Certaines méthodes proposent de faire l'économie de l'apprentissage de la reconnaissance indirecte des mots (méthodes globales, méthodes idéo-visuelles...) de manière à éviter que certains élèves ne s'enferment dans cette phase de déchiffrage réputée peu efficace pour le traitement de la signification des textes. On considère souvent aujourd'hui que ce choix comporte plus d'inconvénients que d'avantages : il ne permet pas d'arriver rapidement à une reconnaissance orthographique directe des mots, trop longtemps appréhendés par leur signification dans le contexte qui est le leur plutôt que lus. On peut toutefois considérer que la plupart de ces méthodes, par le très large usage qu'elles font des activités d'écriture, parviennent aussi à enseigner, de manière moins explicite, les relations entre graphèmes et phonèmes. Il appartient aux enseignants de choisir la voie qui conduit le plus efficacement tous les élèves à toutes les compétences fixées par les programmes (les compétences de déchiffrage de mots inconnus en font partie).

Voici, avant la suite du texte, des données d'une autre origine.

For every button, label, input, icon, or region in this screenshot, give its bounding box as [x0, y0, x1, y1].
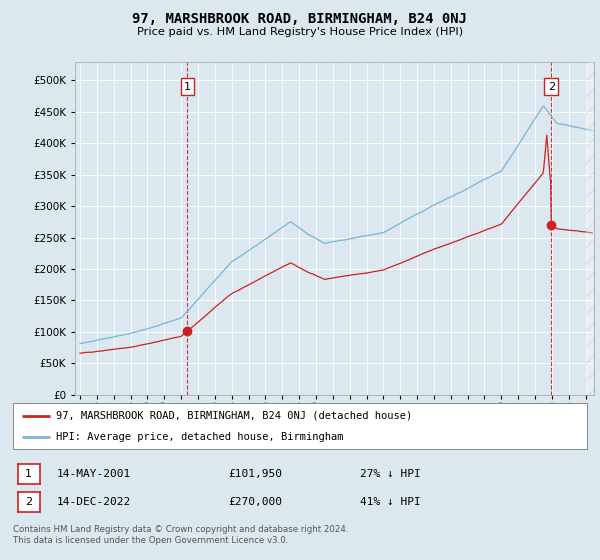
Text: 14-DEC-2022: 14-DEC-2022 [57, 497, 131, 507]
Text: 41% ↓ HPI: 41% ↓ HPI [360, 497, 421, 507]
Text: 2: 2 [548, 82, 555, 92]
Text: 97, MARSHBROOK ROAD, BIRMINGHAM, B24 0NJ: 97, MARSHBROOK ROAD, BIRMINGHAM, B24 0NJ [133, 12, 467, 26]
Text: £270,000: £270,000 [228, 497, 282, 507]
Text: 97, MARSHBROOK ROAD, BIRMINGHAM, B24 0NJ (detached house): 97, MARSHBROOK ROAD, BIRMINGHAM, B24 0NJ… [56, 410, 412, 421]
Text: 1: 1 [25, 469, 32, 479]
Text: 27% ↓ HPI: 27% ↓ HPI [360, 469, 421, 479]
Text: 2: 2 [25, 497, 32, 507]
Text: Contains HM Land Registry data © Crown copyright and database right 2024.
This d: Contains HM Land Registry data © Crown c… [13, 525, 349, 545]
Text: Price paid vs. HM Land Registry's House Price Index (HPI): Price paid vs. HM Land Registry's House … [137, 27, 463, 38]
Text: 14-MAY-2001: 14-MAY-2001 [57, 469, 131, 479]
Text: 1: 1 [184, 82, 191, 92]
Text: £101,950: £101,950 [228, 469, 282, 479]
Text: HPI: Average price, detached house, Birmingham: HPI: Average price, detached house, Birm… [56, 432, 344, 442]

2.5 Apprendre à identifier des mots par la voie directe
À la fin du cycle des apprentissages fondamentaux, les élèves doivent utiliser de manière privilégiée la voie directe. Elle leur permet une identification quasi instantanée des mots et facilite donc la compréhension en soulageant la mémoire d'une part, en permettant une prise d'information plus sûre et plus complète de l'autre. (…)
B.0. 2002 - Cycle des apprentissages fondamentaux (cycle 2)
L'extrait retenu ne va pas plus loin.